Uma regularidade das análises então encontradas foi o grande vazio regulatório que pesa sobre a banca sombra. Por outras palavras, estamos perante um equívoco quando pensamos que o sistema bancário é hoje o coração do sistema financeiro mundial e que as suas fontes de instabilidade estão acantonadas nos bancos e nos seus problemas. Na altura, muita ação foi prometida sobre a regulação desta banca que não é banca. O que a informação disponível sugere é que talvez ao nível da banca se tenha avançado mas a regulação da sombra tem que se lhe diga. A realidade tendeu a sofisticar-se. Via Timothy Taylor (para sempre conhecido através do seu papel de editor do grande Journal of Economic Perspectives) do estimável Conversable Economist, tive acesso a uma Economic Letter do Federal Reserve Bank de Dallas na qual encontrei uma das mais sistemáticas caracterizações da banca sombra. Não só essa caracterização identifica os diferentes tipos de instituições que sofisticam o universo do shadow banking, como analisa os canais e mecanismos através dos quais se articulam com o sistema bancário. A informação é preciosa e mostra como o desenvolvimento do sistema financeiro atingiu níveis de sofisticação situados para além do escrutínio democrático e dos próprios reguladores. Os ensinamentos de 2007-2008 parecem não estar ativos. A sofisticação alonga-se e não necessariamente por razões de complexidade de proteção e segurança face a uma crise similar à de 2007-2008 que possa ocorrer, não importa onde vá estar o seu epicentro possível.
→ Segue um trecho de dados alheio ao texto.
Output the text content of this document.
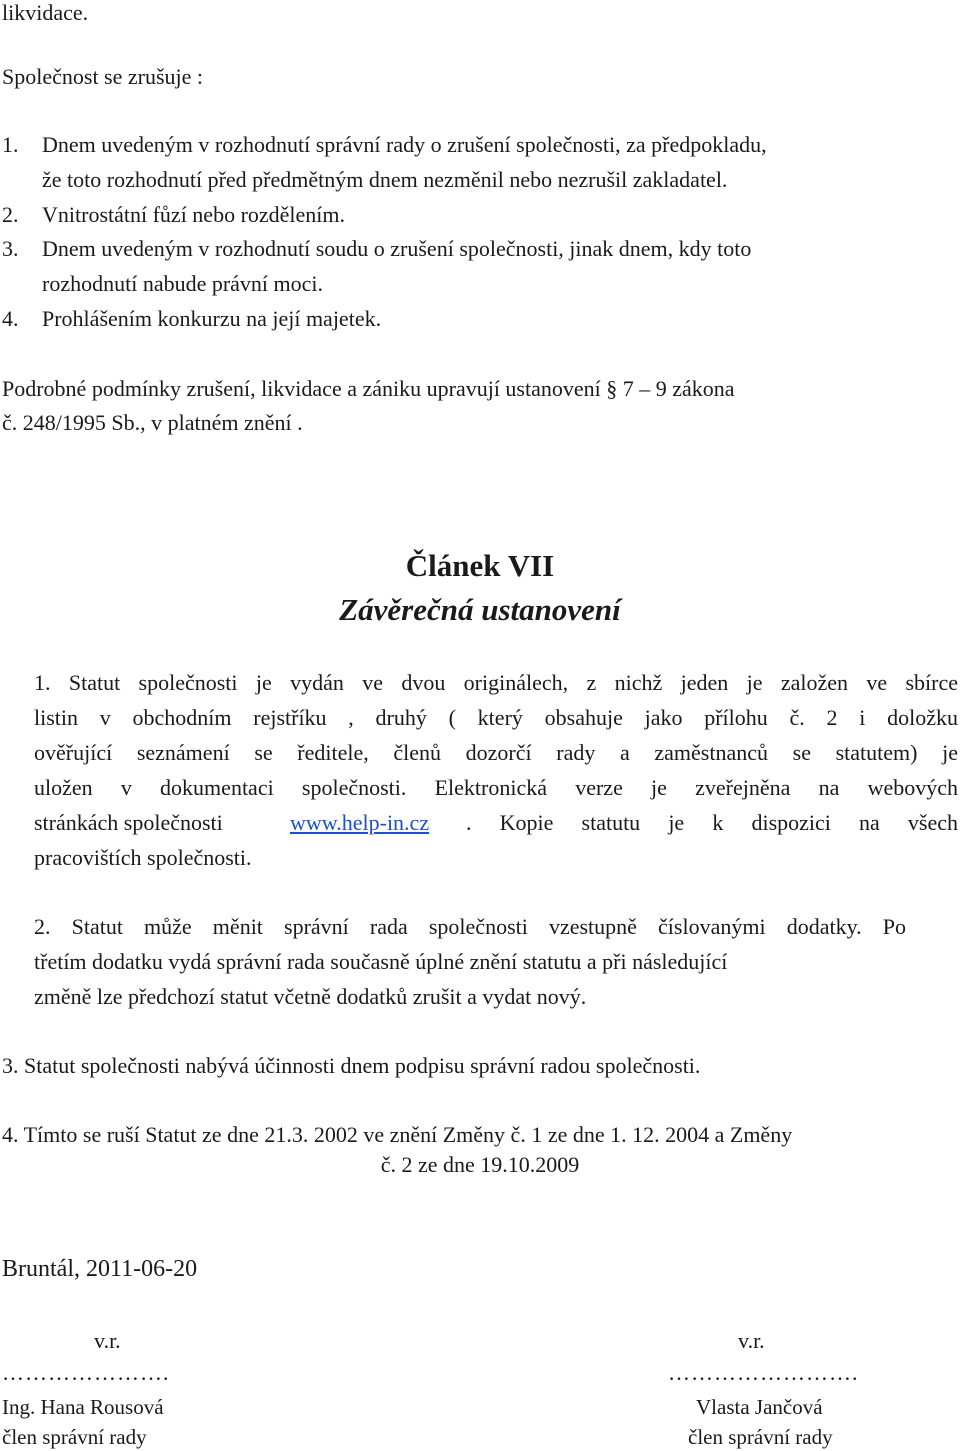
likvidace.
Společnost se zrušuje :
1. Dnem uvedeným v rozhodnutí správní rady o zrušení společnosti, za předpokladu,
že toto rozhodnutí před předmětným dnem nezměnil nebo nezrušil zakladatel.
2. Vnitrostátní fůzí nebo rozdělením.
3. Dnem uvedeným v rozhodnutí soudu o zrušení společnosti, jinak dnem, kdy toto
rozhodnutí nabude právní moci.
4. Prohlášením konkurzu na její majetek.
Podrobné podmínky zrušení, likvidace a zániku upravují ustanovení § 7 – 9 zákona
č. 248/1995 Sb., v platném znění .
Článek VII
Závěrečná ustanovení
1. Statut společnosti je vydán ve dvou originálech, z nichž jeden je založen ve sbírce
listin v obchodním rejstříku , druhý ( který obsahuje jako přílohu č. 2 i doložku
ověřující seznámení se ředitele, členů dozorčí rady a zaměstnanců se statutem) je
uložen v dokumentaci společnosti. Elektronická verze je zveřejněna na webových
stránkách společnosti	www.help-in.cz . Kopie statutu je k dispozici na všech
pracovištích společnosti.
2. Statut může měnit správní rada společnosti vzestupně číslovanými dodatky. Po
třetím dodatku vydá správní rada současně úplné znění statutu a při následující
změně lze předchozí statut včetně dodatků zrušit a vydat nový.
3. Statut společnosti nabývá účinnosti dnem podpisu správní radou společnosti.
4. Tímto se ruší Statut ze dne 21.3. 2002 ve znění Změny č. 1 ze dne 1. 12. 2004 a Změny
č. 2 ze dne 19.10.2009
Bruntál, 2011-06-20
v.r.
………………….
Ing. Hana Rousová
člen správní rady
v.r.
…………………….
Vlasta Jančová
člen správní rady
A simples progressão da banca sombra, medida pelo stock das suas responsabilidades, quando comparada com a dos bancos explica o seu maior contributo para a instabilidade financeira sistémica. É visível no gráfico que abre este post a relativa estabilidade do stock de responsabilidades da banca americana quando a das instituições que corporizam a banca sombra o seu volume e variação respondem por si. Por isso, quando a política monetária pretende utilizar o sistema bancário como elemento de transmissão das orientações que pretende ver concretizadas na economia real está a tentar influenciar apenas uma parte que já não é dominante do sistema financeiro.

É mais uma dimensão da financeirização das economias de mercado e os mecanismos regulatórios estão ainda longe de poder controlar toda essa complexidade e sofisticação.